Je fus étonné et même un peu humilié de n’avoir pas mieux remarqué pendant mes lectures antérieures du Décaméron l’énergie, la profondeur et la perfection de ce beau récit. Naguère, si l’on m’eût demandé quel était le chef-d’œuvre de Boccace, j’aurais peut-être répondu comme tout le monde, par habitude, l’Histoire de Griselidis, ou plutôt j’aurais désigné, à cause de la passion tout particulièrement italienne qui l’anime, et aussi à cause d’une de ces préférences auxquelles il est si doux d’obéir, l’histoire de cette Sylvestra qui eut le malheur d’inspirer un si fatal et si singulier amour, et près de laquelle son jeune amant, étiolé par le désir et l’absence, revint s’éteindre d’une mort si tranquille.

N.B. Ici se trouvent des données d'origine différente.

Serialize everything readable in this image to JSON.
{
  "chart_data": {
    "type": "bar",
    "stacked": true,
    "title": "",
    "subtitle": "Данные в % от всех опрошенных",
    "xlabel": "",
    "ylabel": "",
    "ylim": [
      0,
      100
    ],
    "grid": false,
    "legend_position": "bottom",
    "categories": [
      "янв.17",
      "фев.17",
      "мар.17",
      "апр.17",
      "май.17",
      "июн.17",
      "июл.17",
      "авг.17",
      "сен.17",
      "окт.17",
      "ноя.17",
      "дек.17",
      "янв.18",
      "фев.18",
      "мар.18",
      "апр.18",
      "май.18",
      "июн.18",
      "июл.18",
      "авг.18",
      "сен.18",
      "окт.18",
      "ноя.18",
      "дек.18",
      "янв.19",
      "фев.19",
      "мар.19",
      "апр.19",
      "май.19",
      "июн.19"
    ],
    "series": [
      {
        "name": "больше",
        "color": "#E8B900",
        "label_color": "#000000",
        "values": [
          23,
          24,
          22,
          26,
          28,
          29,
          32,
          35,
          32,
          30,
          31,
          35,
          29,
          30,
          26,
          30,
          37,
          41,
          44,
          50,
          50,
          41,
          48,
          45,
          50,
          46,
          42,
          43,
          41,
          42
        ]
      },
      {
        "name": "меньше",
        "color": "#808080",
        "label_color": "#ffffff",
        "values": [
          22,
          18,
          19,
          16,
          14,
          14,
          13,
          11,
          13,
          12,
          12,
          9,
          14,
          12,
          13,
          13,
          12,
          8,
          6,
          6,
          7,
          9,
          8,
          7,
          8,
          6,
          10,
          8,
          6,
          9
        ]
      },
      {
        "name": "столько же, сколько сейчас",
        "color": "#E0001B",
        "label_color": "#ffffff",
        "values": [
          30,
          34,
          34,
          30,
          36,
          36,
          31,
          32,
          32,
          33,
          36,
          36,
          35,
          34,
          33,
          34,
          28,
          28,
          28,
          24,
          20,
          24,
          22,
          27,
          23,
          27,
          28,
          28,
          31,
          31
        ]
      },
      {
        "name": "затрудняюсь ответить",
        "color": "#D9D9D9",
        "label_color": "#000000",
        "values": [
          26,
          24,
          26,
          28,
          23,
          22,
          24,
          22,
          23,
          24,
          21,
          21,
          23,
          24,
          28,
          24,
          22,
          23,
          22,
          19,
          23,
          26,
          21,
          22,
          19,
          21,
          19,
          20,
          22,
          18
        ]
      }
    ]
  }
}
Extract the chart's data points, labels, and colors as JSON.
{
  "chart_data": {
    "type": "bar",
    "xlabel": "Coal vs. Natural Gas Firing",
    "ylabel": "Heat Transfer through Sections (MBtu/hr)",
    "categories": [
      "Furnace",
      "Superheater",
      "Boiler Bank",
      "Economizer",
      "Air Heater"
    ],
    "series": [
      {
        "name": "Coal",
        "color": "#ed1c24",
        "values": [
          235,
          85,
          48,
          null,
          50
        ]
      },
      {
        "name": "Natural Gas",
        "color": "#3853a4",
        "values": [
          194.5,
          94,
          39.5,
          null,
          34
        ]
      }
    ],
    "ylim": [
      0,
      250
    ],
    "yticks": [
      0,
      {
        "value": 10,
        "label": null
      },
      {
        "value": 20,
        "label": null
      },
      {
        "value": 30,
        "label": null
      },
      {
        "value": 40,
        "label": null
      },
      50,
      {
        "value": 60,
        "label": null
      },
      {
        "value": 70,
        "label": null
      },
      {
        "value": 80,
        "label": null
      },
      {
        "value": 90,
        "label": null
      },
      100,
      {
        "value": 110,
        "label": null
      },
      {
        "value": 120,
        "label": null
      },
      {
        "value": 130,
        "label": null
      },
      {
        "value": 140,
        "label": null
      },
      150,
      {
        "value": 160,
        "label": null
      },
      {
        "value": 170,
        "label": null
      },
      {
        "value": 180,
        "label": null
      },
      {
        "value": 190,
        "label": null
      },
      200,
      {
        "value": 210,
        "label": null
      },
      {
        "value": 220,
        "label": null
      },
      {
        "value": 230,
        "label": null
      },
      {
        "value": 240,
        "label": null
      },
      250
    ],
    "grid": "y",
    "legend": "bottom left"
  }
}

Maintenant au contraire j’aurais nommé la Fiancée du roi de Garbe. Voilà le vrai chef-d’œuvre de Boccace, la preuve la plus incontestable de son génie. Aucune de ses nouvelles n’exprime aussi complètement sa forte et assez complexe nature. Dans aucune, on ne rencontre mieux fondu ce mélange de vivacité française, ou pour mieux dire parisienne, et de passion italienne, d’enjouement mondain et de gravité philosophique qui le distingue ; dans aucune n’éclatent et ne se déploient avec une telle ampleur la mâle sensualité, la grâce bien portante, la hardiesse de langage, la gaîté forte et parfois un peu sombre, le cynisme solide comme l’expérience et sérieux comme la vie de ce libre, viril et élégant esprit.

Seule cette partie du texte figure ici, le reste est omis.